Der Historiker Heinrich August Winkler hat es auf den Punkt gebracht: “Gäbe der Westen die Idee der Universalität der Menschenrechte auf, er würde sich selbst aufgeben.“ Das aber bedeutet Engagement und Mut, nicht nur vor der eigenen Haustür. Immer wieder auf diesem Neujahrsempfang habe ich über die Situation im Nahen Osten gesprochen und betont, dass die Lage Israels uns alle angeht und Israels Sicherheit in unserem eigenen vitalen Interesse ist.

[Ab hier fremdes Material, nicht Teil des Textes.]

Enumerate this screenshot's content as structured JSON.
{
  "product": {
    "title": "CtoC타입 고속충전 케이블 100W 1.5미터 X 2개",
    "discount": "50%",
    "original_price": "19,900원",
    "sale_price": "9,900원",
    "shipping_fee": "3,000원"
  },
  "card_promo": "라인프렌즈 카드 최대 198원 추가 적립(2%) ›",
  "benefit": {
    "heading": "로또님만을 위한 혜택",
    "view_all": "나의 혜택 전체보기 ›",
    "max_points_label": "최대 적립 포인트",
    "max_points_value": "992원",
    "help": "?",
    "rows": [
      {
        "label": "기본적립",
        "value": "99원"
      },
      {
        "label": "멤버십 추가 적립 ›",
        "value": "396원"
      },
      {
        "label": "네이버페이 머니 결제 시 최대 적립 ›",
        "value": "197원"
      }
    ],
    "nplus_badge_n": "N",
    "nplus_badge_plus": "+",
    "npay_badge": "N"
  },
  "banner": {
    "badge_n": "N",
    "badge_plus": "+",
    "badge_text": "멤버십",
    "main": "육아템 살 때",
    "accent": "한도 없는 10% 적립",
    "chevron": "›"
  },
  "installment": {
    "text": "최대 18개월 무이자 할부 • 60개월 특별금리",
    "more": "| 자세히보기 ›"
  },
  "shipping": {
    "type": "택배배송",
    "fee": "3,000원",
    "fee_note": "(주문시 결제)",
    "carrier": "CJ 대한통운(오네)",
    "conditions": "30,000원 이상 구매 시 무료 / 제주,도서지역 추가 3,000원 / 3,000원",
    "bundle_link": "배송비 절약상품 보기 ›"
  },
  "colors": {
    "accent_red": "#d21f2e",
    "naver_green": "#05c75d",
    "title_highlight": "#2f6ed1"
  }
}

Viele dachten: der Mann phantasiert. Nun müssen wir feststellen: Die Terroristen von Paris verfolgten die gleiche Agenda wie die Attentäter, die in Jerusalem Busse oder in Tel Aviv Nachtclubs in die Luft sprengen. Islamistische Fanatiker sind nicht nur Antisemiten, sie sind die Feinde der freien Gesellschaften, sie organisieren die Abschaffung unserer Werte und unseres Lebensstils.
In Israel ist das seit Jahren grausame Realität. Jeder, der einmal in Tel Aviv in einem Café gesessen hat, kennt die verunsicherten Blicke, die nagende Angst, wenn vor einem Straßencafé ein Lastwagen parkt. Könnte darin jetzt eine Bombe sein, die gleich explodiert? Diese Angst ist seit dem 7. Januar auch in Europa eingezogen. Könnte dieser Besucher am Eingang da unten mit dem großen Rucksack vielleicht ein Terrorist sein, der diesen Empfang sprengen will? Wir sollten uns von dieser Angst nicht beherrschen lassen, und wir sollten durch diese Angst nicht unseren Lebensstil verändern lassen. Denn genau das ist es, was die Fanatiker wollen.

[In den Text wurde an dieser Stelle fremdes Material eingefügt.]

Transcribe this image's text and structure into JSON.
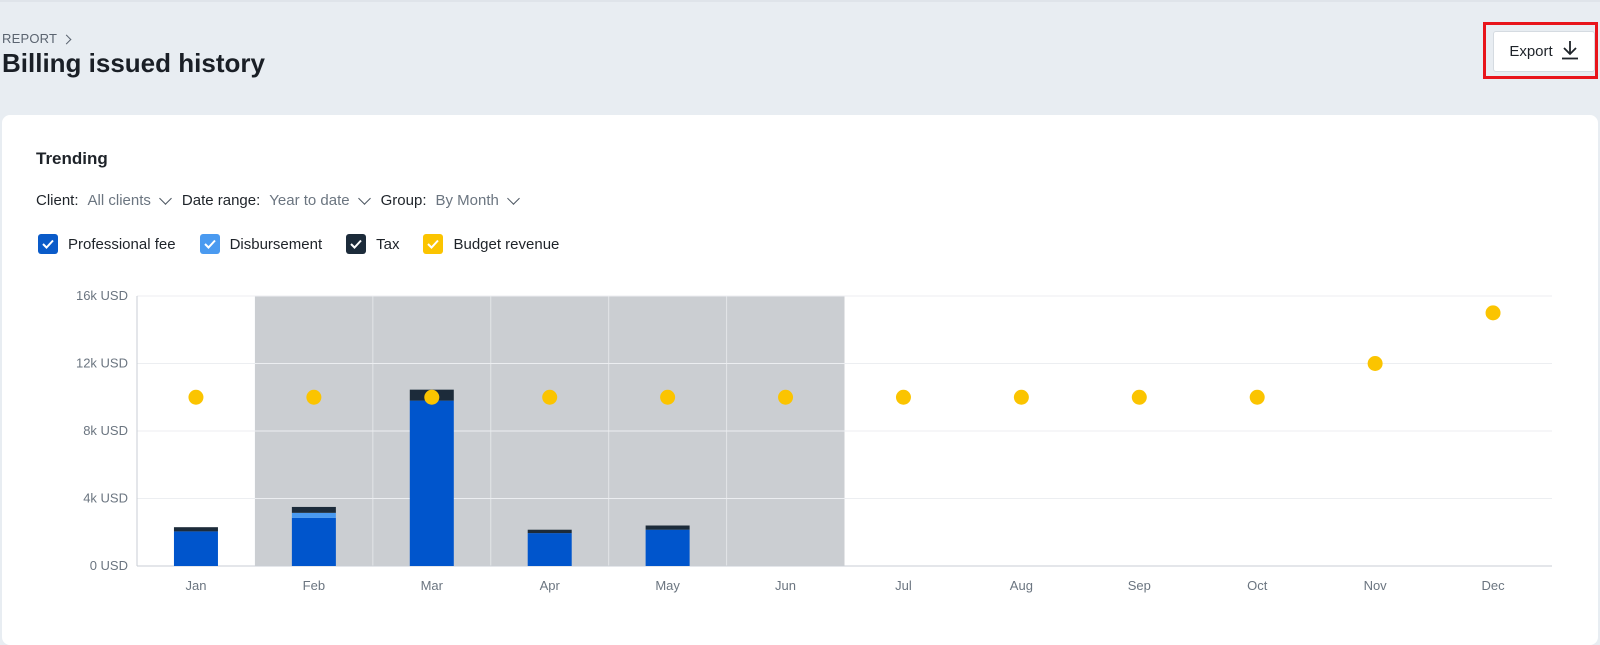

Stattdessen gilt: Glück verpflichtet. Nicht nur Eigentum verpflichtet, sondern auch und mehr noch: Glück. Unser Glück verpflichtet uns.
Keine Frage: wir erleben in diesen Tagen das Ende der Spaßgesellschaft. Unser Leben wird von einem neuen Ernst geprägt sein. Denn Mut hat wieder einen Preis. Und das muss keineswegs schlecht sein.
Es kann zu besserem Journalismus, zu besserer Politik und zu besserer Kunst führen. Und mehr noch: es kann uns – im ernsthaften Kampf um den richtigen Weg, in der bewussteren Wahrnehmung unserer Privilegien - sogar glücklicher machen.
Mein Wunsch für 2015 ist, dass unser Glück in Freiheit uns alle vor allem zu einem verpflichtet: uns niemals einschüchtern zu lassen.
Dazu kann jeder von uns beitragen. Jeder an seinem Platz. Deshalb bitte ich Sie: Trinken Sie jetzt genüsslich und glücklich Ihren Neujahrs-Sekt, vielleicht sogar einen zu viel, lassen Sie sich die Lachsschnitten schmecken. So wie ich das Bier und die Bockwurst bei der Weihnachtsfeier und die Trüffelspaghetti zu Sylvester genossen habe. Aber lassen Sie uns solche Momente als Ansporn empfinden, gegen diejenigen zu kämpfen, die Genuss als gottlos und Spaß als dekadent empfinden.
In diesem Zusammenhang noch eine letzte Bitte: Lachen Sie! Das sind Sie den ermordeten Mitarbeitern von Charlie Hebdo schuldig. Diktatoren und Fanatiker haben keinen Humor. Es ist kein Zufall dass immer wieder CARTOONS und KOMÖDIEN den Unmut der Diktatoren und Nichtdemokraten wecken. Schon im frühen Mittelalter wurde im Christentum das Lachen verboten. Lachen ist antiautoritär. Lachen ist Freiheit. Freie Menschen lachen – und sind glücklich. Und denken Sie daran: dieses Glück steht allen zu – nicht nur denen, die zufällig Glück hatten.
Ich wünsche Ihnen ein in diesem Sinne besonders glückliches Neues Jahr.